What happens to mosquitoes in the winter?
An Italian task force, led by the Department of Public Health and Infectious Diseases, has launched a citizen-science project to obtain a spatial and temporal mapping of the most dangerous species of mosquitoes now present in our territory through a new version of the "Mosquito Alert" app. First goal: to discover, thanks to citizens' reports, where mosquitoes go during the winter.
Mosquitoes are not what they used to be. In Italy and Europe, in recent decades, globalisation and climate change have led to the spread of exotic mosquito species once confined to tropical regions; first and foremost the famous tiger mosquito (Aedes albopictus), but also other lesser-known species, such as the Japanese (Aedes japonicus) and Korean mosquito (Aedes koreicus). These species have not only changed our lives because of their aggressive, daytime biting behaviour but have created the conditions for the transmission of exotic viruses capable of causing serious diseases in humans. To combat this dangerous insect, a national task force has been created in Italy. The task force is coordinated by the Molecular Entomology Group of the Department of Public Health of Sapienza University of Rome, with the collaboration of the Italian National Institute of Health (ISS), MUSE - Science Museum, Trento, Italy, the Istituto Zooprofilattico Sperimentale delle Venezie and the Alma Mater Studiorum University of Bologna. The project is part of the development and optimisation of surveillance and monitoring strategies for invasive mosquito species promoted by the European project "Aedes Invasive Mosquito" COST ACTION (AIM-COST). The project, coordinated by the Sapienza group, involves researchers and professionals from 41 countries.
The working group can rely on the valuable contribution of Mosquito Alert, a free application for mobile phones, through which every citizen can send reports and photographs of mosquitoes. Mosquito Alert has been active since 2014 in Spain and, thanks to over 18,000 sightings sent by a large network of volunteers, it has been able to quickly detect the expansion of the tiger mosquito to northern regions, which had until recently remained free, and the presence of new invasive species. Mosquito Alert is now an international phenomenon thanks to two projects funded by the European Community - AIM-COST Action and Versatile Emerging Infectious Disease Observatory (VEO) - which bring together 46 countries in Europe and neighbouring regions. The application has been updated and translated into 17 languages. Through the new version, users can send photos of mosquitoes (alien or not) and report bites they received. Through a task force of more than 50 entomological experts, the images are identified and archived to allow a large-scale assessment of the spread and seasonality of the different species. It would be impossible to obtain this kind of data using conventional entomological tools scattered in various residential areas of the countries currently analysed.
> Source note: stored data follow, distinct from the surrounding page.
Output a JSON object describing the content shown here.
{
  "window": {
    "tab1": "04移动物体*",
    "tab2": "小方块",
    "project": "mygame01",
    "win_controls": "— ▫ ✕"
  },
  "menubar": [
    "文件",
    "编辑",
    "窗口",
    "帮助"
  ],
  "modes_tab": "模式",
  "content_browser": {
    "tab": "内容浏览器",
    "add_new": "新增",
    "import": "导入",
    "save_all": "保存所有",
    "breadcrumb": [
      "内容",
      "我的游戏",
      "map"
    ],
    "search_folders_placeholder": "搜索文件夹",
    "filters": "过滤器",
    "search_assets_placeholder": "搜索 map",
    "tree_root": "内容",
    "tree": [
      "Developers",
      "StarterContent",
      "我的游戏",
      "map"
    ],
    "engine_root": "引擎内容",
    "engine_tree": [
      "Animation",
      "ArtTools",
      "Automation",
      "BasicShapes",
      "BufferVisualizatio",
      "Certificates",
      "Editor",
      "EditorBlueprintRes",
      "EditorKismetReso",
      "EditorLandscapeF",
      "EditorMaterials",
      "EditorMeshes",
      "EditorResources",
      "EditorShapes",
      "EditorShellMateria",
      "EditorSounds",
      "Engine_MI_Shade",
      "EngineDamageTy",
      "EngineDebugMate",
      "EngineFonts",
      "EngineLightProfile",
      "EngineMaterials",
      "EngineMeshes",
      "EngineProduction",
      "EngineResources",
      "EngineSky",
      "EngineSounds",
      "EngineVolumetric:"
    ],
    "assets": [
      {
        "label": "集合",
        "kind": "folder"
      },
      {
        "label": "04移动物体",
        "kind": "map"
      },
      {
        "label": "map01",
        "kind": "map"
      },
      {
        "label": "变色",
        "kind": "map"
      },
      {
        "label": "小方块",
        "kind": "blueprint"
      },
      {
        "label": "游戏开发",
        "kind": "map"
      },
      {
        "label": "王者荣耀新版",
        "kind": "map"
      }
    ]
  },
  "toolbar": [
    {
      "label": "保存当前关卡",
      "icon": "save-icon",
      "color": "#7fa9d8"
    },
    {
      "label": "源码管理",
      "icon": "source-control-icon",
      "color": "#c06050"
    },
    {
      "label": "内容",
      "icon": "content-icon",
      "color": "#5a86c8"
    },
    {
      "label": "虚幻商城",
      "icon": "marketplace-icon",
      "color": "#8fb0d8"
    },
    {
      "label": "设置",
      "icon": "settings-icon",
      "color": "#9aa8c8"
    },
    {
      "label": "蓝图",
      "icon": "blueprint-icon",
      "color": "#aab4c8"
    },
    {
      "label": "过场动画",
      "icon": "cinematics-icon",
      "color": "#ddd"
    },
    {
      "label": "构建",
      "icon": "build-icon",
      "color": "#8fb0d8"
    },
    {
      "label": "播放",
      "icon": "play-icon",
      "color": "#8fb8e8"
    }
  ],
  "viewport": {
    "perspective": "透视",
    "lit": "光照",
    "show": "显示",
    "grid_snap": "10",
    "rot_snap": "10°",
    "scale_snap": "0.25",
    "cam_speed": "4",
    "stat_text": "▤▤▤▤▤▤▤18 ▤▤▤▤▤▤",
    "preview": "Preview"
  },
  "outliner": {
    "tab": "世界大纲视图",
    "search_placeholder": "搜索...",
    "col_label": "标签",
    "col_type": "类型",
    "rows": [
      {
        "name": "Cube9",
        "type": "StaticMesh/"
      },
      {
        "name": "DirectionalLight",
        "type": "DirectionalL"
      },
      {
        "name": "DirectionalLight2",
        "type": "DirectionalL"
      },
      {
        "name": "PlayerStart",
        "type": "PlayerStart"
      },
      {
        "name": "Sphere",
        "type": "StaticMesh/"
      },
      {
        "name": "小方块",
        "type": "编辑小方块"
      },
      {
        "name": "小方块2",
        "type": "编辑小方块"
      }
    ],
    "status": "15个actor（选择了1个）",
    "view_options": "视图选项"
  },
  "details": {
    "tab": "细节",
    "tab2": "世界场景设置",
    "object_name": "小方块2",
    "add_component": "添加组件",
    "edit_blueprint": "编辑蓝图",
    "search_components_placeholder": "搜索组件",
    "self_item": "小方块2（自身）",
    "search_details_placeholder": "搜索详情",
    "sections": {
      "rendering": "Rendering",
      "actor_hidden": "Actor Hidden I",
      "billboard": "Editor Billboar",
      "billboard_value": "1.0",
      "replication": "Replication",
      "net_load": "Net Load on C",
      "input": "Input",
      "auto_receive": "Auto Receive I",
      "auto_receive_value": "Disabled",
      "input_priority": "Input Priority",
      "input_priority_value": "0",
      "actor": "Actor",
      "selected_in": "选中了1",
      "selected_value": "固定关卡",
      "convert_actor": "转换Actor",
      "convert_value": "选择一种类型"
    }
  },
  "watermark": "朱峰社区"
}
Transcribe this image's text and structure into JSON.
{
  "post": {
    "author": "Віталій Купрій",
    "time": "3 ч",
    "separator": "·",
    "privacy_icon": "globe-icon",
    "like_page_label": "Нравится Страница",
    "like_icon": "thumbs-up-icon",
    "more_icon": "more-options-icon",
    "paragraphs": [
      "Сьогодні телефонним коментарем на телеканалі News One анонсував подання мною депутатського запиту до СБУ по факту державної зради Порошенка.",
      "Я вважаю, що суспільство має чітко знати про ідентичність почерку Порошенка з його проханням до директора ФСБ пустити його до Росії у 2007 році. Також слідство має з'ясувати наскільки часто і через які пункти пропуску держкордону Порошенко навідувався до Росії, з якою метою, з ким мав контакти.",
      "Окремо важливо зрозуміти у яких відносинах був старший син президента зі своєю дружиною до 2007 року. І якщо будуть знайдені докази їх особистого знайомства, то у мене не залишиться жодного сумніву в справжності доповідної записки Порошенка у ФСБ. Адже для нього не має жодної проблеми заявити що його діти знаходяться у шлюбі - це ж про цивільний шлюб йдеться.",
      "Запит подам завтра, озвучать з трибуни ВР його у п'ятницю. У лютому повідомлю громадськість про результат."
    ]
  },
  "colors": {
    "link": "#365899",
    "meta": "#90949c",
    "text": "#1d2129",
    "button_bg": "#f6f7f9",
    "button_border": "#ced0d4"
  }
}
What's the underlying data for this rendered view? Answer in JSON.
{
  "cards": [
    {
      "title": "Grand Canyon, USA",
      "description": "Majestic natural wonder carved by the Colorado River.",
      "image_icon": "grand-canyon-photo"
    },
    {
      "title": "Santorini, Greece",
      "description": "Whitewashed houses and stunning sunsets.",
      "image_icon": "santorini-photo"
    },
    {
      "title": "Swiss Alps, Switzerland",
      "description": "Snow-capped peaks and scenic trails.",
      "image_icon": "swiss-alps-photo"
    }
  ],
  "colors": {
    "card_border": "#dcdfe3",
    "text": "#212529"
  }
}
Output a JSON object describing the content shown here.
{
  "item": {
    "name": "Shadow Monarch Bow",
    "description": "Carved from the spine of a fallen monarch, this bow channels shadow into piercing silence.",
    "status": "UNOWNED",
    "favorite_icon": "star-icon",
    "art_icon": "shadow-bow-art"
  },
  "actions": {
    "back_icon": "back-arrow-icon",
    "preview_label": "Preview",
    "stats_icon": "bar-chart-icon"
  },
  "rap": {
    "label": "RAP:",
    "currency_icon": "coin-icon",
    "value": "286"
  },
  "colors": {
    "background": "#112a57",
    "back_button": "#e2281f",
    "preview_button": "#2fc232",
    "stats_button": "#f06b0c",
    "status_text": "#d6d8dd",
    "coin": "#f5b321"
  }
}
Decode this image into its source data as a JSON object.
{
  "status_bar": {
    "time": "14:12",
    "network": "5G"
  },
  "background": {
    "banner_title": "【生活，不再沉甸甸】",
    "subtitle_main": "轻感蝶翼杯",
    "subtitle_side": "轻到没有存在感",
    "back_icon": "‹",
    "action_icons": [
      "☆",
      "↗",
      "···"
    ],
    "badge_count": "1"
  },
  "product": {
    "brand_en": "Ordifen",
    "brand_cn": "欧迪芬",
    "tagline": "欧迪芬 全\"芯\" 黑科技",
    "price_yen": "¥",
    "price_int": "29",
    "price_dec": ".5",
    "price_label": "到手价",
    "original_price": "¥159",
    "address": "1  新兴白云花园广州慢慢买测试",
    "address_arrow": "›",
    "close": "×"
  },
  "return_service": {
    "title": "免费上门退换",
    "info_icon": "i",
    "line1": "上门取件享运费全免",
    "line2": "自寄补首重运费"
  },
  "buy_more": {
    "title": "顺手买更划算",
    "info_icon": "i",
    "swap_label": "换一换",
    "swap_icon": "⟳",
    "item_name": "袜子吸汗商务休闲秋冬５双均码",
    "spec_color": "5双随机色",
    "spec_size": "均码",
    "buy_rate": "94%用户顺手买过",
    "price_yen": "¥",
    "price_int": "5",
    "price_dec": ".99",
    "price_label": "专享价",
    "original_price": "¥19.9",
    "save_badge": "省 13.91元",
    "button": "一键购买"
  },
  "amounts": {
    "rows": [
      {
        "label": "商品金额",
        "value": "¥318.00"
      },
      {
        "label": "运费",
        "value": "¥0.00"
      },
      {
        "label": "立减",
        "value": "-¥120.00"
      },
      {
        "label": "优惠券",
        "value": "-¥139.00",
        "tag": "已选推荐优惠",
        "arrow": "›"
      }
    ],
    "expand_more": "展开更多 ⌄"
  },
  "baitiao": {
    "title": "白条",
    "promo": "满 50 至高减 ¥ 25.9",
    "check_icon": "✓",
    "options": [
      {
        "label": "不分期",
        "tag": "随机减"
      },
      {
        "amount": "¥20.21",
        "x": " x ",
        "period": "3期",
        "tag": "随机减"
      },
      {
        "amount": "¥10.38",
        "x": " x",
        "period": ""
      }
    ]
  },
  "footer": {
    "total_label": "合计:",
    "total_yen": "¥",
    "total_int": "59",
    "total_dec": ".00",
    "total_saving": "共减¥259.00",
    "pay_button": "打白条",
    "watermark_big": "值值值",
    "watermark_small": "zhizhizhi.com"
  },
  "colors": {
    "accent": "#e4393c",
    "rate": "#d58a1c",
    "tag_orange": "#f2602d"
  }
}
The presence of mosquitoes should not be underestimated. In 2017 a chikungunya virus epidemic, caused by the tiger mosquito, caused hundreds of infections in Lazio and Calabria, central and southern Italy, and in recent weeks the first 10 native cases of the most fearsome dengue virus have been recorded in Vicenza, northern Italy. Transmission of these viruses from infected travellers coming from endemic tropical regions has now become the norm in many European countries.
These cases are in addition to those of a virus endemic to our territory - the West Nile virus - transmitted by the local nocturnal mosquito (Culex pipiens). In recent years a worrying increase has been observed, probably linked to a particularly favourable climate which has enabled the spread.
According to data from the European Centre for Disease Prevention and Control (E-CDC), in 2020 there were 29 cases of West Nile virus in Italy and 1,688 cases in Europe, with 13 deaths.
"Italy is certainly one of the European countries where the risk of a worsening of vector-borne diseases is higher - says Beniamino Caputo in charge of the Italian task force. We think that Mosquito Alert can represent a truly significant step forward towards the surveillance of new invasions and spatial and temporal mapping of the most dangerous species of mosquitoes now present on our territory.
To help citizens understand the meaning and importance of the contribution we expect from them, we have created a website specifically to provide basic information on biology, health risks and mosquito control, including a section dedicated to Mosquito Alert".
However, does it really make sense to engage in this effort now that the summer season (for us, but also mosquitoes) is coming to an end? "Absolutely yes," explains Caputo, "we do not know much about mosquitoes’ behaviour during the colder months. We know that the tiger mosquito produces hibernating eggs that will hatch next spring, but we also know that adults of this species and Culex pipiens are also reported in winter. Only with the active contribution of citizens will we be able to understand how important this phenomenon is in the various regions and use it to develop more effective control strategies. Furthermore, the data we hope to receive in the coming weeks will help us calibrate and optimise the system for the coming year. Next spring, we will certainly summon once again all those citizens who want to help us in the fight against these annoying and dangerous enemies!".